7digital Music Store, Stock, Calendar, Car, Calculator, Chrome, Contacts, Downloads, Dropbox, Facebook, Flash Player Settings, FM Radio, Gallery, Voice Search, Gmail, Google+, Phone Setup, Kid Mode, Clock, Mail, Maps, Music, Navigation, News and Weather, Notes, Parent Dashboard, PDF Viewer, Play Movies, Play Music, Polaris Office, Rescue, Voice Recording, Tasks, Talk, Tips and Help, TuneIn Radio, TV, Twitter, Watch, Weather, YouTube and Flashlight.

The name Kid Mode may speak for itself. This is a rather cumbersome app where children can play games without having to access other functions of the phone. Parent Dashboard can be used to set it up. Why it is pre-installed on the One is not clear to us because not everyone will need it and the app can be downloaded for free from the Play Store.


The button on top of the One has another function except as an on/off button; an infrared sensor is hidden in it. Together with the TV app, it can be used as a remote control for your television and other peripherals.

To set this up, you need to enter your zip code and television provider. Then the TV guide can be synchronized with the phone. It's a nice idea but HTC still has to work on the interface, speed and functionality. The idea is similar to Samsung's WatchON on the Galaxy S4. With the exception that multiple television providers are supported on the One.


HTC has clearly tried to keep Android in combination with Sense as simple as possible and they have partly succeeded well. The interface of Sense has a contemporary look again and it is no disaster that the One does not yet have the latest version of Android. Whether or not it will make any delay with updates acceptable in the future is up to each individual to decide. Unfortunately they have added actions for some features. This will require some getting used to, especially for previous users of Android or HTC Sense.

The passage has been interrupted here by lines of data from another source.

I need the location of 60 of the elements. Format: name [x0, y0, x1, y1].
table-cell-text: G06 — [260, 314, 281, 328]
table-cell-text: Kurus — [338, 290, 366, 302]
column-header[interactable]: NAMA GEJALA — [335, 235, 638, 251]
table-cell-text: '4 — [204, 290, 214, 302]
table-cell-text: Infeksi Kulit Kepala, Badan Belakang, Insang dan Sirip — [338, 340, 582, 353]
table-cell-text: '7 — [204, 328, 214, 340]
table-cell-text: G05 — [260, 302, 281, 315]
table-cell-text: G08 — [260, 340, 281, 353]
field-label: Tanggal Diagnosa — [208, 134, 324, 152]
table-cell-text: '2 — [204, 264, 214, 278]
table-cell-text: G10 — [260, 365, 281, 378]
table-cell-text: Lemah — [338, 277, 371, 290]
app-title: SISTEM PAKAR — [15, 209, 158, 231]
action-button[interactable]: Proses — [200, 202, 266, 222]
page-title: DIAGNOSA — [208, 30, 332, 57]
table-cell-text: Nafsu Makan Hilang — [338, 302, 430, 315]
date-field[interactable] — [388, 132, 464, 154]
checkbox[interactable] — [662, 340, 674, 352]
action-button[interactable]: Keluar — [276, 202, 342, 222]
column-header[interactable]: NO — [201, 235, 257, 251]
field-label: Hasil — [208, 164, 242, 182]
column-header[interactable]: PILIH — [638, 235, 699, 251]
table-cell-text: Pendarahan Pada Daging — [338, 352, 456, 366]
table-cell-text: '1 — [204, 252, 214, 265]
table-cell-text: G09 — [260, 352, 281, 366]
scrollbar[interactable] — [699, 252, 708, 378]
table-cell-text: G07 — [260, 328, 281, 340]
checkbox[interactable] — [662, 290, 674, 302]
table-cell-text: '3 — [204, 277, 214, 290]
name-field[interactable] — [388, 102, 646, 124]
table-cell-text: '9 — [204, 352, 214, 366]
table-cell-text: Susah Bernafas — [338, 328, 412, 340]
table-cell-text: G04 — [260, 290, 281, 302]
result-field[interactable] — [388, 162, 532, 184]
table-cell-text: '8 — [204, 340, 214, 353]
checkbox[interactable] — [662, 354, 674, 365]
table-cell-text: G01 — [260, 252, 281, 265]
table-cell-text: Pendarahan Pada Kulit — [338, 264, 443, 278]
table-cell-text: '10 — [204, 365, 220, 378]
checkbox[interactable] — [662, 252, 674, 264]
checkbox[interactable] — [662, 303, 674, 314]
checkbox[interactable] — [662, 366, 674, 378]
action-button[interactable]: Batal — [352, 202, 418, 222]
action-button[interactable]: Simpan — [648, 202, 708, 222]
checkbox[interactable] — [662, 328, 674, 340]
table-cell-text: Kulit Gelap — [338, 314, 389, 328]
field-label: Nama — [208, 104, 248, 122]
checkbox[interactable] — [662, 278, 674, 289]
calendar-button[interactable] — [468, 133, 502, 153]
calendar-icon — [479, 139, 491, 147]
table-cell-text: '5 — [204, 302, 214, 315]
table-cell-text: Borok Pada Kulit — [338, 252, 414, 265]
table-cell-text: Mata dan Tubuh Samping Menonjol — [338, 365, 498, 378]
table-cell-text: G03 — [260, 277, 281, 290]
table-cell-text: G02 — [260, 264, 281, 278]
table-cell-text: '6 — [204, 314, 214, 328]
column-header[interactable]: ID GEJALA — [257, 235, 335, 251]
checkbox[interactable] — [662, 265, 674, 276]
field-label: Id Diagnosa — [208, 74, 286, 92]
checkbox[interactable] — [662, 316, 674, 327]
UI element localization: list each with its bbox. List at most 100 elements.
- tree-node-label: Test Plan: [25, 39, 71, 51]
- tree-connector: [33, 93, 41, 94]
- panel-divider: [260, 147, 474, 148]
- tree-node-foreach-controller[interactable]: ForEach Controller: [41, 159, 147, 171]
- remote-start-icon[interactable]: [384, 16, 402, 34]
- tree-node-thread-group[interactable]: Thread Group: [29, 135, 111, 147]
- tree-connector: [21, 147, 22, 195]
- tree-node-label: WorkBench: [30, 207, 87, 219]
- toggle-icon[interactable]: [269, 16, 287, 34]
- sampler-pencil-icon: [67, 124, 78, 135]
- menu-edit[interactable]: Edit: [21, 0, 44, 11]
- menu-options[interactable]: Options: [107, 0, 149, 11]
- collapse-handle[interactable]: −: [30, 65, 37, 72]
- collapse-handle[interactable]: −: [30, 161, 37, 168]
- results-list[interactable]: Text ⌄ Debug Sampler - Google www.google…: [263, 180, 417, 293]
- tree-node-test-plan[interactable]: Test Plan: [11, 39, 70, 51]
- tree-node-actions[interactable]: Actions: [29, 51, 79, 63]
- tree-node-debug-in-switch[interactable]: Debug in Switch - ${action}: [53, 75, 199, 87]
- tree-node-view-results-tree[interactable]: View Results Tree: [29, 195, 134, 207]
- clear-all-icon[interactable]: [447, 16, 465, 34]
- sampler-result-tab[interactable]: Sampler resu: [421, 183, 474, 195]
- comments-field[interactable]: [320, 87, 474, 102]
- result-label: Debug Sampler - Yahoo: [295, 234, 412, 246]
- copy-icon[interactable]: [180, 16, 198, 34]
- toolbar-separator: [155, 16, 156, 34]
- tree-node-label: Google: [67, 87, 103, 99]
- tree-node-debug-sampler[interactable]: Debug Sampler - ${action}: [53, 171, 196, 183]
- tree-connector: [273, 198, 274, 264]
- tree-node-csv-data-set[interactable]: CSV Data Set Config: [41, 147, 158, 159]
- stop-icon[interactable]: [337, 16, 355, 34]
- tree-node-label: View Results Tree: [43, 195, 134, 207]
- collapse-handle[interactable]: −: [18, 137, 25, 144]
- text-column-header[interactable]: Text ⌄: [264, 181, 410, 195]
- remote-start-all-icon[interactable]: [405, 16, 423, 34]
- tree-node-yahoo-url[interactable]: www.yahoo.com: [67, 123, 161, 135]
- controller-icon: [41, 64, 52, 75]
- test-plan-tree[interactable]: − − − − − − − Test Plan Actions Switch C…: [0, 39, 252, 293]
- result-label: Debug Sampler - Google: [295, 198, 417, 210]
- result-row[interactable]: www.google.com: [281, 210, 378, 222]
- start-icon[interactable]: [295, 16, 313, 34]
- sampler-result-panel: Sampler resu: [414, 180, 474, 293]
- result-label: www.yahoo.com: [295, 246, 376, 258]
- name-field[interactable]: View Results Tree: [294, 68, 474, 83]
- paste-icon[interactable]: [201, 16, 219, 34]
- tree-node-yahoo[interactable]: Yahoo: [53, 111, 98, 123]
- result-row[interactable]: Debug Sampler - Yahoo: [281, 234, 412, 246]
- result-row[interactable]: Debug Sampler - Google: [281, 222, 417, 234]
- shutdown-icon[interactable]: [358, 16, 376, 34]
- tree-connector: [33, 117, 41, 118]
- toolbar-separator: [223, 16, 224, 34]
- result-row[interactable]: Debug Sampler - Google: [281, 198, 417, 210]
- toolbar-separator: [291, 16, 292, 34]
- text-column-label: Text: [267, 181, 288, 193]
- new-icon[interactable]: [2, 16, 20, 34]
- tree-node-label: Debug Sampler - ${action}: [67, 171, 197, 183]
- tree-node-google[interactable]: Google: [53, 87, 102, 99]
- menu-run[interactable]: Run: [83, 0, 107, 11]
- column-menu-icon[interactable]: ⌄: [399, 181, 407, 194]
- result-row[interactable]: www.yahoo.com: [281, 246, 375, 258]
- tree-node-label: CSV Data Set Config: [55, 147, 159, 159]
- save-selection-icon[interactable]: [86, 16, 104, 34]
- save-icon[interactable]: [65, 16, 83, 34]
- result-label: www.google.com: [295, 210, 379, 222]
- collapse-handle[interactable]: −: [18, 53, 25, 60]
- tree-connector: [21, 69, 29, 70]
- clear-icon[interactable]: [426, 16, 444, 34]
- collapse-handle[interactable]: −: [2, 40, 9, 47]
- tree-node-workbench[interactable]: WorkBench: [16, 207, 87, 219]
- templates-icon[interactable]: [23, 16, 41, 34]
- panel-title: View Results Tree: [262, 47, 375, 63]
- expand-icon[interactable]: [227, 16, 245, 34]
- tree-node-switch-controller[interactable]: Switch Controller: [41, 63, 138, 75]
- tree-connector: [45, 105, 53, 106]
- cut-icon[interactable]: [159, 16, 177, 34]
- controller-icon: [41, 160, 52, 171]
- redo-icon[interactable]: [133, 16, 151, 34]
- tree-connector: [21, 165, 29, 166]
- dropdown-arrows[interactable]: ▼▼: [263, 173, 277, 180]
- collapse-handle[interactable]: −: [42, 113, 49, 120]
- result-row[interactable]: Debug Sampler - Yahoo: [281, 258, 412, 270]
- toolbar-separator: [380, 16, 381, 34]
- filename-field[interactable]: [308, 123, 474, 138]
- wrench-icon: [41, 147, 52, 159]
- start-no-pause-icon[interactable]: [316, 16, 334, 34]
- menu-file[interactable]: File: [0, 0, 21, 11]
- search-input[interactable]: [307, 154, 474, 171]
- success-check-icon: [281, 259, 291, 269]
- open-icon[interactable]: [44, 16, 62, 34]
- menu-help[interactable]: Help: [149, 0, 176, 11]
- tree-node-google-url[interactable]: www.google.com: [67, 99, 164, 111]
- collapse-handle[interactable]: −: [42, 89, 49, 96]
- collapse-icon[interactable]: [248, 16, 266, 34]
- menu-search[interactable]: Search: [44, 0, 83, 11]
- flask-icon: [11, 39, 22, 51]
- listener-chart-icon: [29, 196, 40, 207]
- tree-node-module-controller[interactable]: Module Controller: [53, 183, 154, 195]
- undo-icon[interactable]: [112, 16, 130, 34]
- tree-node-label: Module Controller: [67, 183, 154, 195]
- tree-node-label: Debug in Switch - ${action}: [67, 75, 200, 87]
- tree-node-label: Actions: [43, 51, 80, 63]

As far as we are concerned, nothing but praise for the appearance of HTC One. This is very well thought out and beautifully executed. Where we consider the small imperfection on our test device as an exception that confirms the rule that the build quality is also well taken care of. Together with the monitor and the other hardware it is a pleasure to have the One in your hands.
The question remains, which phone is better: the HTC One or the Samsung Galaxy S4? That question is not easy to answer. Where the Galaxy S4 stands out in the almost infinite number of functions, the One has remained that simple. You can ask what is better? You won't use a lot of those tricks like hand gestures in practice. Yet the One seems a bit bare in terms of functions compared to the Galaxy S4. Also in terms of performance both devices hardly differ from each other. The One is slightly better in multimedia, but the Galaxy S4 scores better overall. In the end it comes down to taste. If you go for a beautiful appearance, then the One might be the better choice. Although the plastic body of the Galaxy S4 is hardly disturbing.
Finally, we would like to note that in principle we can appreciate a countermovement in the race to stuff more and more megapixels into the camera of a mobile phone. HTC deserves a compliment as the initiator. On the one hand, their attempt with the One works out well, but on the other hand, it also has expected consequences for the photo quality that are not to its advantage. The battle in this area is therefore probably far from over.